Tahiti

Light tail winds allowed us to sail SW from Fakarava in blissful silence.

Our little CPT autopilot has performed faultlessly, silent and drawing only 1.5 amps. The Aries servo wind vane cannot manage light following winds, especially when cross swells change the apparent wind direction so regularly. Thinking back, I realise that Mr Aries has not really had any use since that hard run south from the Canaries to Cabo Verde. It, and Tainui, have had to acclimatise to light airs, which mean slower passage times and regular fiddling with sail trim.

Our big light genoa and light staysail have been dragged out from bags in which they have laid dormant for years. Both of them 20 years old, they were only grudgingly cooperative. We tore the genoa for the third time and its repair in Papeete will be its final therapeutic experience.

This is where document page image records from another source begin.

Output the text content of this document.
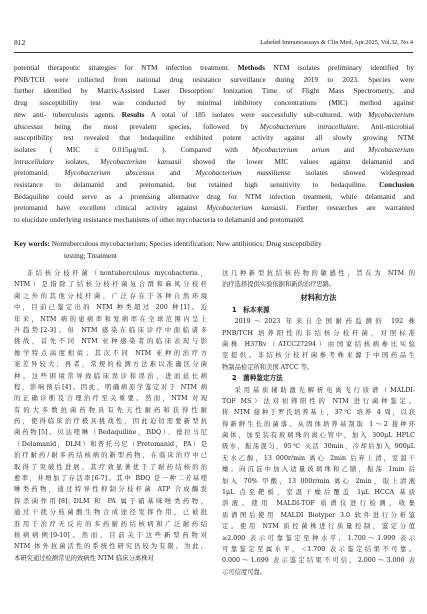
812	Labeled Immunoassays & Clin Med, Apr.2025, Vol.32, No.4

potential therapeutic strategies for NTM infection treatment. Methods NTM isolates preliminary identified by

PNB/TCH were collected from national drug resistance surveillance during 2019 to 2023. Species were

further identified by Matrix-Assisted Laser Desorption/ Ionization Time of Flight Mass Spectrometry, and

drug susceptibility test was conducted by minimal inhibitory concentrations (MIC) method against

new anti- tuberculosis agents. Results A total of 185 isolates were successfully sub-cultured, with Mycobacterium

abscessus being the most prevalent species, followed by Mycobacterium intracellulare. Anti-microbial

susceptibility test revealed that bedaquiline exhibited potent activity against all slowly growing NTM

isolates ( MIC ≤ 0.015μg/mL ). Compared with Mycobacterium avium and Mycobacterium

intracellulare isolates, Mycobacterium kansasii showed the lower MIC values against delamanid and

pretomanid. Mycobacterium abscessus and Mycobacterium massiliense isolates showed widespread

resistance to delamanid and pretomanid, but retained high sensitivity to bedaquiline. Conclusion

Bedaquiline could serve as a promising alternative drug for NTM infection treatment, while delamanid and

pretomanid have excellent clinical activity against Mycobacterium kansasii. Further researches are warranted

to elucidate underlying resistance mechanisms of other mycobacteria to delamanid and pretomanid.

Key words: Nontuberculous mycobacterium; Species identification; New antibiotics; Drug susceptibility
testing; Treatment
非结核分枝杆菌（nontuberculous mycobacteria，
NTM）是指除了结核分枝杆菌复合群和麻风分枝杆
菌之外的其他分枝杆菌，广泛存在于各种自然环境
中，目前已鉴定出的 NTM 种类超过 200 种[1]。近
年来，NTM 病的患病率和发病率在全球范围内呈上
升趋势[2-3]。但 NTM 感染在临床诊疗中面临诸多
挑战，首先不同 NTM 亚种感染者的临床表现与影
像学特点高度相似；其次不同 NTM 亚种的治疗方
案差异较大；再者，常规的检测方法难以准确区分菌
种。这些困境常导致临床误诊和误治，进而延长病
程，影响预后[4]。因此，明确病原学鉴定对于 NTM 病
的正确诊断及合理治疗至关重要。然而，NTM 对现
有的大多数抗菌药物具有先天性耐药和获得性耐
药，使得临床治疗极具挑战性，因此迫切需要新型抗
菌药物[5]。贝达喹啉（Bedaquiline，BDQ）、德拉马尼
（Delamanid，DLM）和普托马尼（Pretomanid，PA）是
治疗耐药/耐多药结核病的新型药物，在临床治疗中已
取得了突破性进展，其疗效显著优于了耐药结核的治
愈率，并增加了存活率[6-7]。其中 BDQ 是一种二芳基喹
啉类药物，通过特异性抑制分枝杆菌 ATP 合成酶发
挥杀菌作用[8]；DLM 和 PA 属于硝基咪唑类药物，
通过干扰分枝菌酸生物合成途径发挥作用，已被批
准用于治疗无反应的多药耐药结核病和广泛耐药结
核病病例[9-10]。然而，目前关于这些新型药物对
NTM 体外抗菌活性的系统性研究仍较为有限。为此，
本研究通过检测常见的致病性 NTM 临床分离株对
这几种新型抗结核药物的敏感性，旨在为 NTM 的
治疗选择提供实验依据和新的治疗思路。
材料和方法
1　标本来源
2019～2023 年来自全国耐药监测的 192 株
PNB/TCH 培养阳性的非结核分枝杆菌，对照标准
菌株 H37Rv（ATCC27294）由国家结核病参比实验
室提供。非结核分枝杆菌参考株来源于中国药品生
物制品检定所和美国 ATCC 等。
2　菌种鉴定方法
采用基质辅助激光解析电离飞行质谱（MALDI-
TOF MS）法对初筛阳性的 NTM 进行菌种鉴定。
将 NTM 接种于罗氏培养基上，37℃ 培养 4 周，以获
得新鲜生长的菌落。从固体培养基刮取 1～2 接种环
菌体，加至装有玻璃珠的离心管中，加入 300μL HPLC
级水，振荡混匀，95℃ 灭活 30min，冷却后加入 900μL
无水乙醇，13 000r/min 离心 2min 后弃上清，室温干
燥；向沉淀中加入适量玻璃珠和乙腈，振荡 1min 后
加入 70% 甲酸，13 000r/min 离心 2min，取上清液
1μL 点至靶板，室温干燥后覆盖 1μL HCCA 基质
溶液。使用 MALDI-TOF 质谱仪进行检测，收集
质谱图后使用 MALDI Biotyper 3.0 软件进行分析鉴
定。使用 NTM 质控菌株进行质量控制，鉴定分值
≥2.000 表示可靠鉴定至种水平，1.700～1.999 表示
可靠鉴定至属水平，＜1.700 表示鉴定结果不可靠。
0.000～1.699 表示鉴定结果不可信，2.000～3.000 表
示可信度可靠。
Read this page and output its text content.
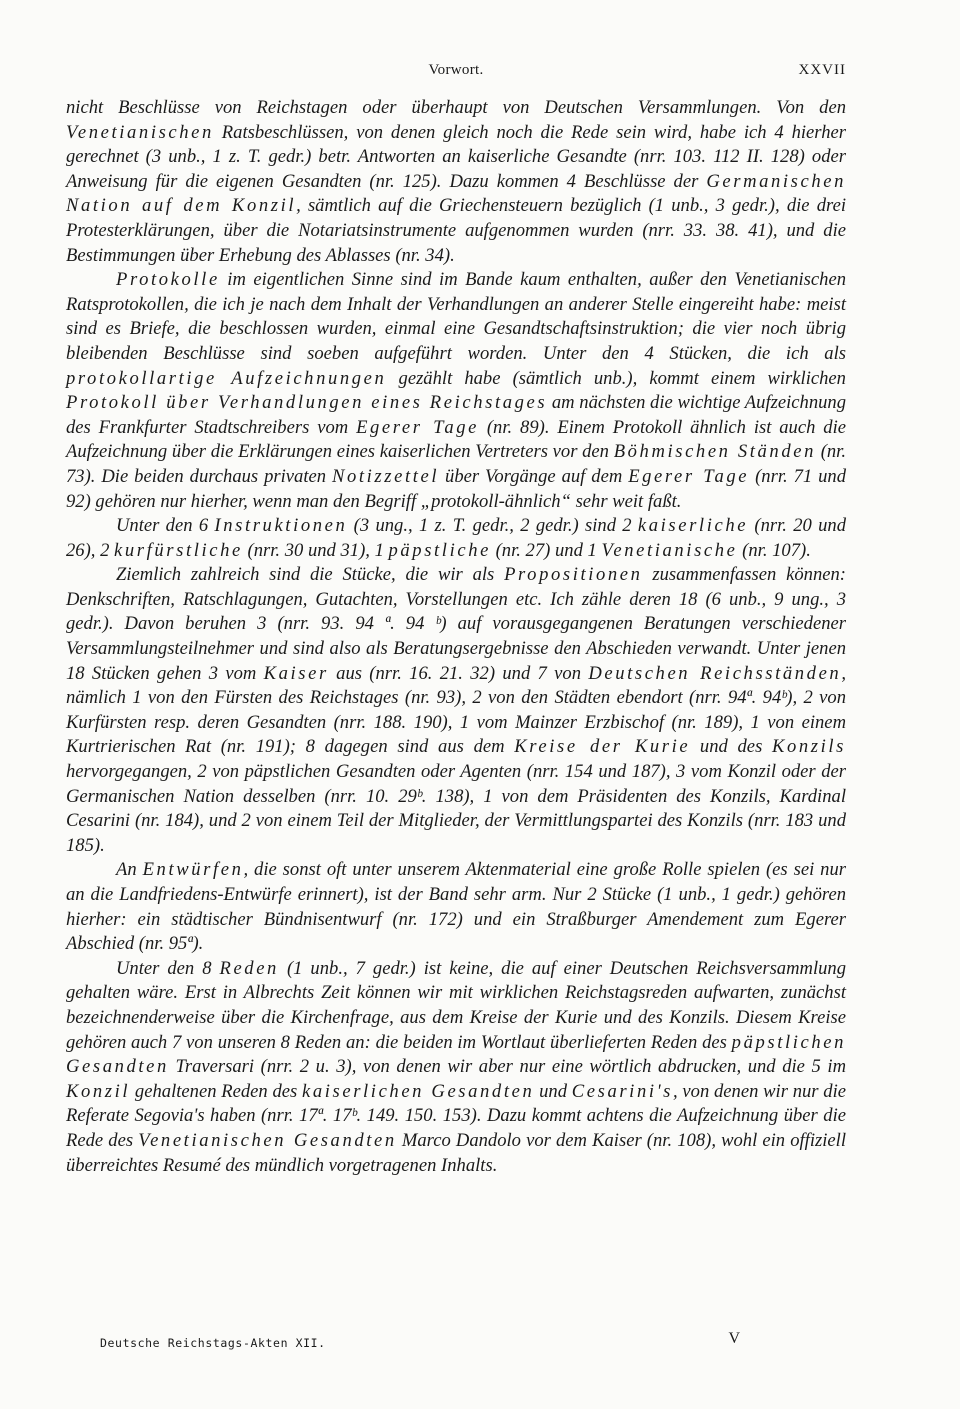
Vorwort.	XXVII

nicht Beschlüsse von Reichstagen oder überhaupt von Deutschen Versammlungen. Von den Venetianischen Ratsbeschlüssen, von denen gleich noch die Rede sein wird, habe ich 4 hierher gerechnet (3 unb., 1 z. T. gedr.) betr. Antworten an kaiserliche Gesandte (nrr. 103. 112 II. 128) oder Anweisung für die eigenen Gesandten (nr. 125). Dazu kommen 4 Beschlüsse der Germanischen Nation auf dem Konzil, sämtlich auf die Griechensteuern bezüglich (1 unb., 3 gedr.), die drei Protesterklärungen, über die Notariatsinstrumente aufgenommen wurden (nrr. 33. 38. 41), und die Bestimmungen über Erhebung des Ablasses (nr. 34).

Protokolle im eigentlichen Sinne sind im Bande kaum enthalten, außer den Venetianischen Ratsprotokollen, die ich je nach dem Inhalt der Verhandlungen an anderer Stelle eingereiht habe: meist sind es Briefe, die beschlossen wurden, einmal eine Gesandtschaftsinstruktion; die vier noch übrig bleibenden Beschlüsse sind soeben aufgeführt worden. Unter den 4 Stücken, die ich als protokollartige Aufzeichnungen gezählt habe (sämtlich unb.), kommt einem wirklichen Protokoll über Verhandlungen eines Reichstages am nächsten die wichtige Aufzeichnung des Frankfurter Stadtschreibers vom Egerer Tage (nr. 89). Einem Protokoll ähnlich ist auch die Aufzeichnung über die Erklärungen eines kaiserlichen Vertreters vor den Böhmischen Ständen (nr. 73). Die beiden durchaus privaten Notizzettel über Vorgänge auf dem Egerer Tage (nrr. 71 und 92) gehören nur hierher, wenn man den Begriff „protokoll-ähnlich“ sehr weit faßt.

Unter den 6 Instruktionen (3 ung., 1 z. T. gedr., 2 gedr.) sind 2 kaiserliche (nrr. 20 und 26), 2 kurfürstliche (nrr. 30 und 31), 1 päpstliche (nr. 27) und 1 Venetianische (nr. 107).

Ziemlich zahlreich sind die Stücke, die wir als Propositionen zusammenfassen können: Denkschriften, Ratschlagungen, Gutachten, Vorstellungen etc. Ich zähle deren 18 (6 unb., 9 ung., 3 gedr.). Davon beruhen 3 (nrr. 93. 94 ª. 94 ᵇ) auf vorausgegangenen Beratungen verschiedener Versammlungsteilnehmer und sind also als Beratungsergebnisse den Abschieden verwandt. Unter jenen 18 Stücken gehen 3 vom Kaiser aus (nrr. 16. 21. 32) und 7 von Deutschen Reichsständen, nämlich 1 von den Fürsten des Reichstages (nr. 93), 2 von den Städten ebendort (nrr. 94ª. 94ᵇ), 2 von Kurfürsten resp. deren Gesandten (nrr. 188. 190), 1 vom Mainzer Erzbischof (nr. 189), 1 von einem Kurtrierischen Rat (nr. 191); 8 dagegen sind aus dem Kreise der Kurie und des Konzils hervorgegangen, 2 von päpstlichen Gesandten oder Agenten (nrr. 154 und 187), 3 vom Konzil oder der Germanischen Nation desselben (nrr. 10. 29ᵇ. 138), 1 von dem Präsidenten des Konzils, Kardinal Cesarini (nr. 184), und 2 von einem Teil der Mitglieder, der Vermittlungspartei des Konzils (nrr. 183 und 185).

An Entwürfen, die sonst oft unter unserem Aktenmaterial eine große Rolle spielen (es sei nur an die Landfriedens-Entwürfe erinnert), ist der Band sehr arm. Nur 2 Stücke (1 unb., 1 gedr.) gehören hierher: ein städtischer Bündnisentwurf (nr. 172) und ein Straßburger Amendement zum Egerer Abschied (nr. 95ª).

Unter den 8 Reden (1 unb., 7 gedr.) ist keine, die auf einer Deutschen Reichsversammlung gehalten wäre. Erst in Albrechts Zeit können wir mit wirklichen Reichstagsreden aufwarten, zunächst bezeichnenderweise über die Kirchenfrage, aus dem Kreise der Kurie und des Konzils. Diesem Kreise gehören auch 7 von unseren 8 Reden an: die beiden im Wortlaut überlieferten Reden des päpstlichen Gesandten Traversari (nrr. 2 u. 3), von denen wir aber nur eine wörtlich abdrucken, und die 5 im Konzil gehaltenen Reden des kaiserlichen Gesandten und Cesarini's, von denen wir nur die Referate Segovia's haben (nrr. 17ª. 17ᵇ. 149. 150. 153). Dazu kommt achtens die Aufzeichnung über die Rede des Venetianischen Gesandten Marco Dandolo vor dem Kaiser (nr. 108), wohl ein offiziell überreichtes Resumé des mündlich vorgetragenen Inhalts.

Deutsche Reichstags-Akten XII.	V
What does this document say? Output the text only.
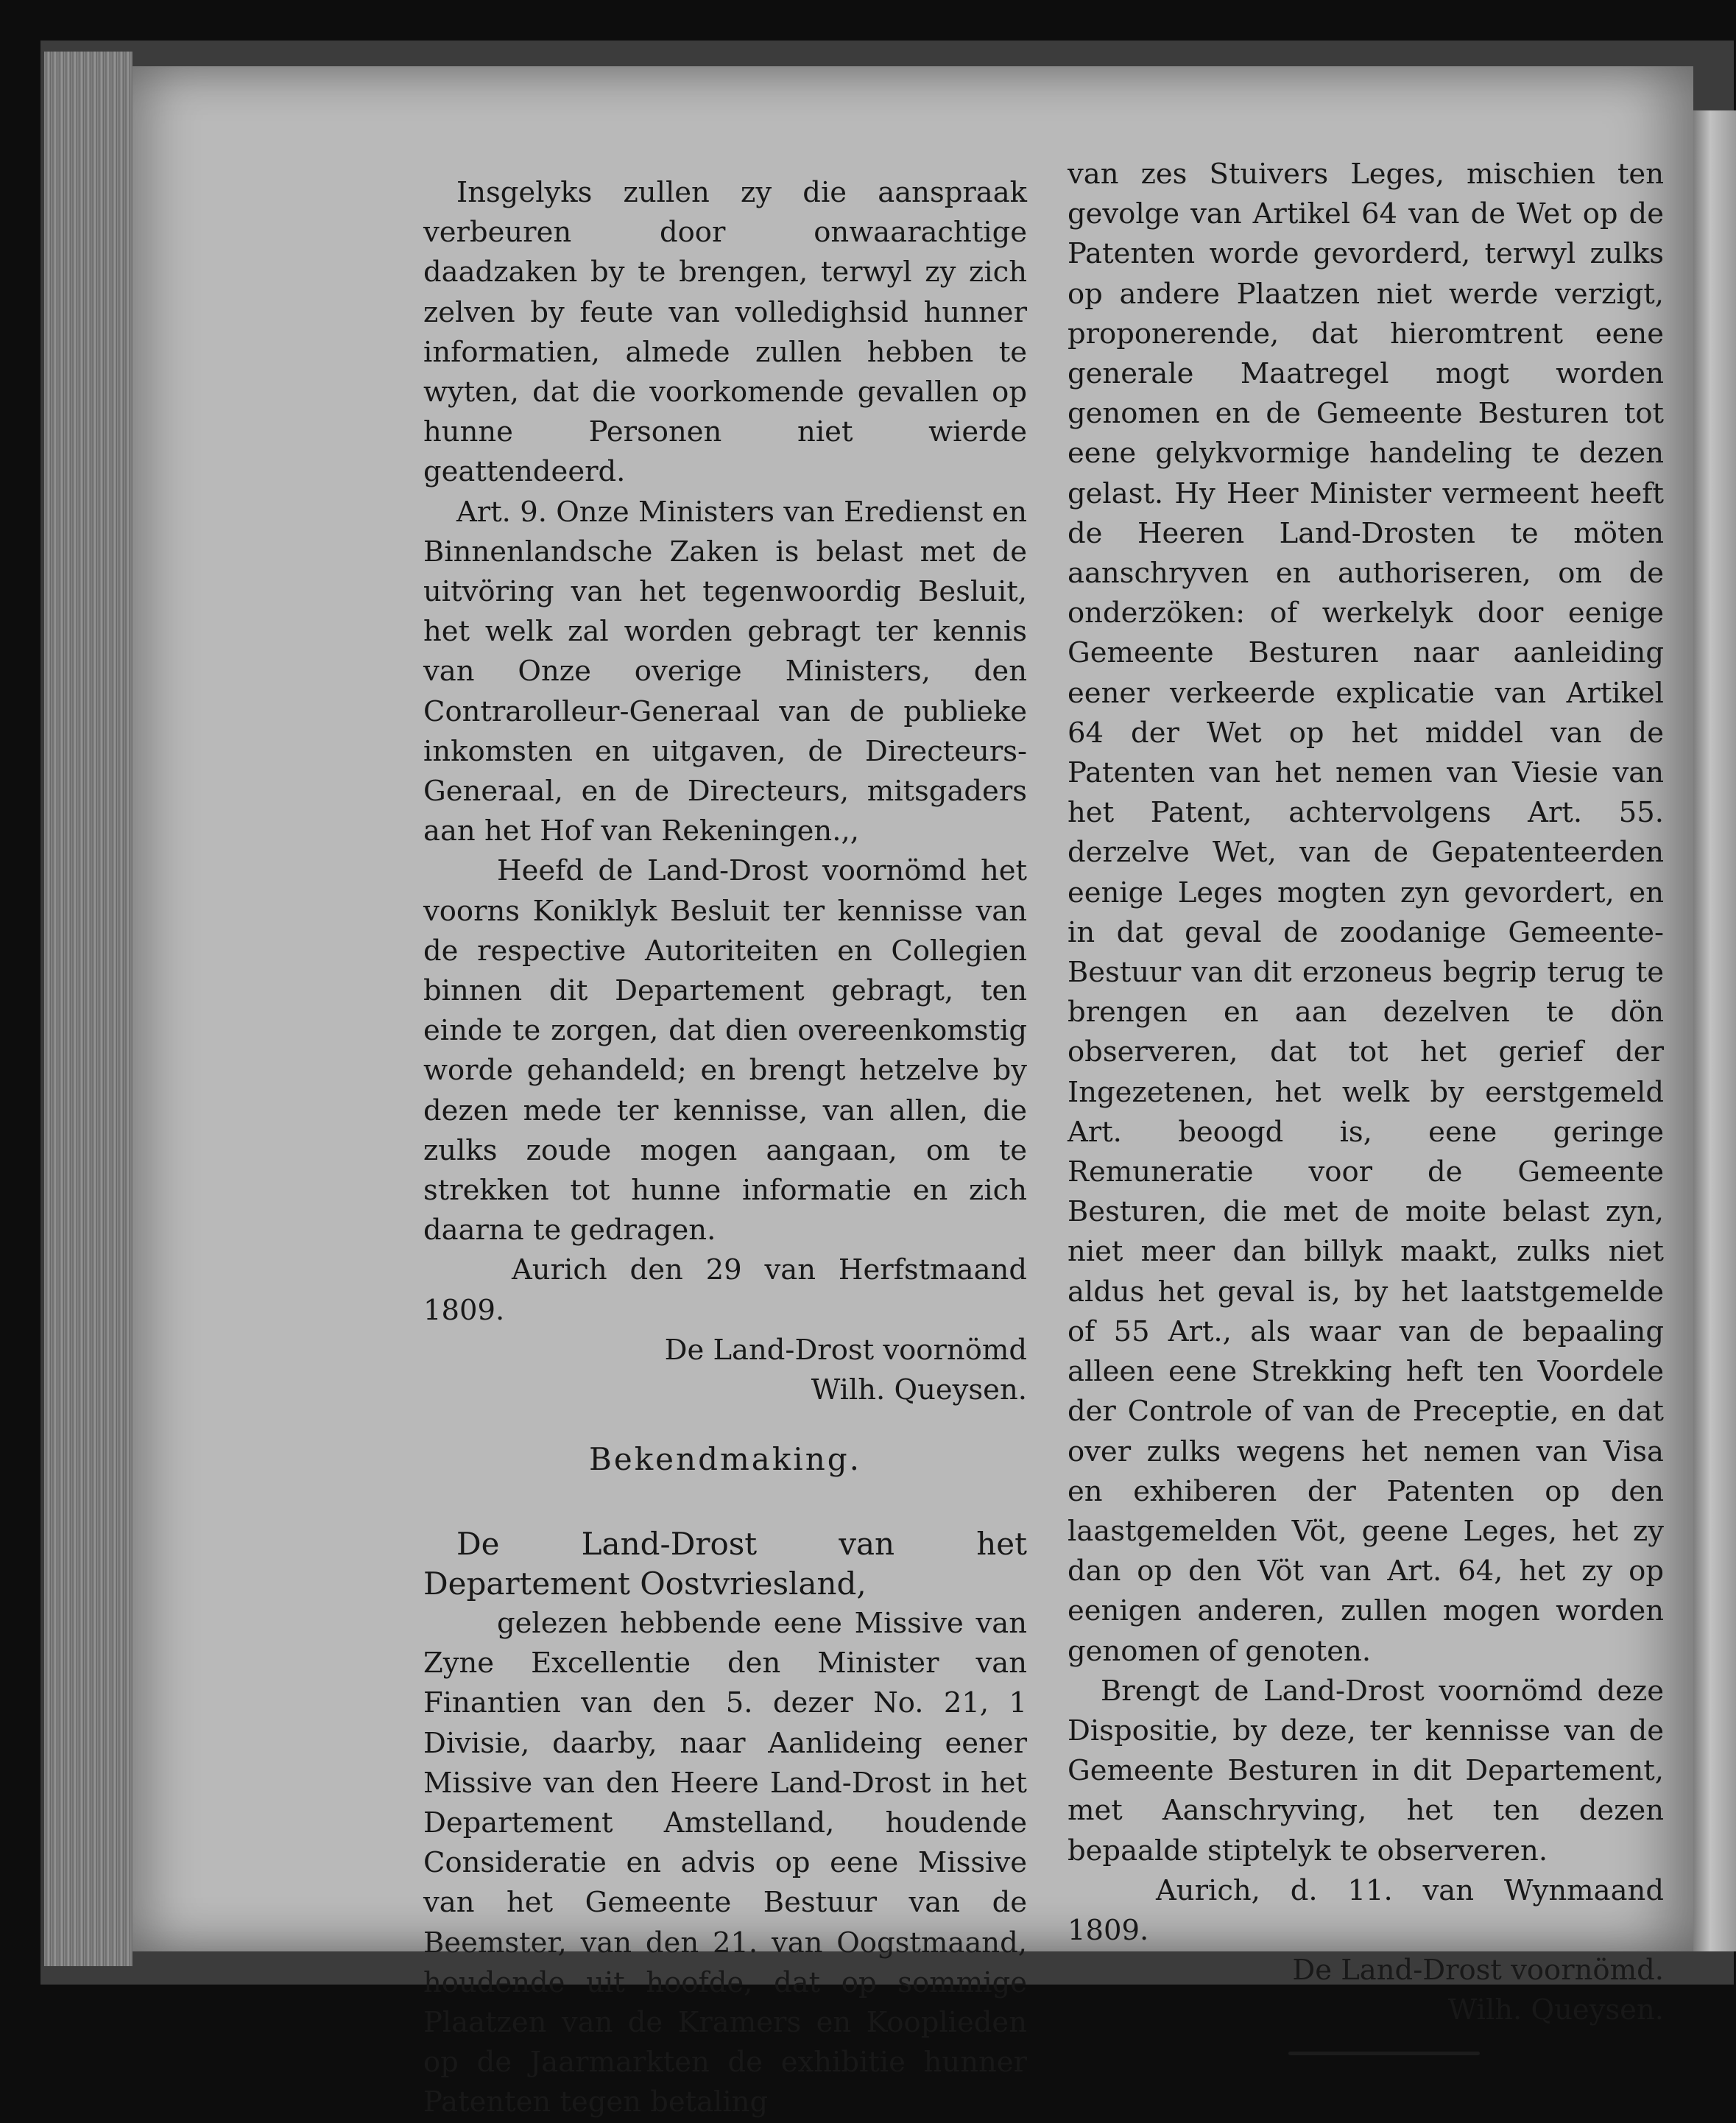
Insgelyks zullen zy die aanspraak verbeuren door onwaarachtige daadzaken by te brengen, terwyl zy zich zelven by feute van volledighsid hunner informatien, almede zullen hebben te wyten, dat die voorkomende gevallen op hunne Personen niet wierde geattendeerd.

Art. 9. Onze Ministers van Eredienst en Binnenlandsche Zaken is belast met de uitvöring van het tegenwoordig Besluit, het welk zal worden gebragt ter kennis van Onze overige Ministers, den Contrarolleur-Generaal van de publieke inkomsten en uitgaven, de Directeurs-Generaal, en de Directeurs, mitsgaders aan het Hof van Rekeningen.,,

Heefd de Land-Drost voornömd het voorns Koniklyk Besluit ter kennisse van de respective Autoriteiten en Collegien binnen dit Departement gebragt, ten einde te zorgen, dat dien overeenkomstig worde gehandeld; en brengt hetzelve by dezen mede ter kennisse, van allen, die zulks zoude mogen aangaan, om te strekken tot hunne informatie en zich daarna te gedragen.

Aurich den 29 van Herfstmaand 1809.

De Land-Drost voornömd

Wilh. Queysen.

Bekendmaking.

De Land-Drost van het Departement Oostvriesland,

gelezen hebbende eene Missive van Zyne Excellentie den Minister van Finantien van den 5. dezer No. 21, 1 Divisie, daarby, naar Aanlideing eener Missive van den Heere Land-Drost in het Departement Amstelland, houdende Consideratie en advis op eene Missive van het Gemeente Bestuur van de Beemster, van den 21. van Oogstmaand, houdende uit hoofde, dat op sommige Plaatzen van de Kramers en Kooplieden op de Jaarmarkten de exhibitie hunner Patenten tegen betaling

van zes Stuivers Leges, mischien ten gevolge van Artikel 64 van de Wet op de Patenten worde gevorderd, terwyl zulks op andere Plaatzen niet werde verzigt, proponerende, dat hieromtrent eene generale Maatregel mogt worden genomen en de Gemeente Besturen tot eene gelykvormige handeling te dezen gelast. Hy Heer Minister vermeent heeft de Heeren Land-Drosten te möten aanschryven en authoriseren, om de onderzöken: of werkelyk door eenige Gemeente Besturen naar aanleiding eener verkeerde explicatie van Artikel 64 der Wet op het middel van de Patenten van het nemen van Viesie van het Patent, achtervolgens Art. 55. derzelve Wet, van de Gepatenteerden eenige Leges mogten zyn gevordert, en in dat geval de zoodanige Gemeente-Bestuur van dit erzoneus begrip terug te brengen en aan dezelven te dön observeren, dat tot het gerief der Ingezetenen, het welk by eerstgemeld Art. beoogd is, eene geringe Remuneratie voor de Gemeente Besturen, die met de moite belast zyn, niet meer dan billyk maakt, zulks niet aldus het geval is, by het laatstgemelde of 55 Art., als waar van de bepaaling alleen eene Strekking heft ten Voordele der Controle of van de Preceptie, en dat over zulks wegens het nemen van Visa en exhiberen der Patenten op den laastgemelden Vöt, geene Leges, het zy dan op den Vöt van Art. 64, het zy op eenigen anderen, zullen mogen worden genomen of genoten.

Brengt de Land-Drost voornömd deze Dispositie, by deze, ter kennisse van de Gemeente Besturen in dit Departement, met Aanschryving, het ten dezen bepaalde stiptelyk te observeren.

Aurich, d. 11. van Wynmaand 1809.

De Land-Drost voornömd.

Wilh. Queysen.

After 24 hours Mr Ford was called into service once again and saw us to Tahiti, gulping the last of our 40W oil with unseemly avarice. But for all that, the engine runs smoothly and without complaint. We will stock up on oil in Tahiti and just press on.

Tahiti is mountainous and generates its own weather. Northerly squalls accompanied us through Papeete pass just after dawn and followed us 5 miles south in the well-marked channel inside the fringing reef to Marina Taina, where we will recoup. There are heaps of yachts anchored inside the reef, most of them still packed up for the cyclone season. Those which are inhabited have water makers and showers, unlike us. We douche on the jetty and are not shy about it.

yachts shower

Sadly, Axel leaves us here to pursue his expansive, inchoate dreams, as any 19 year old should. Argentina, he thinks. He takes up a lot of space on the boat but we will miss him.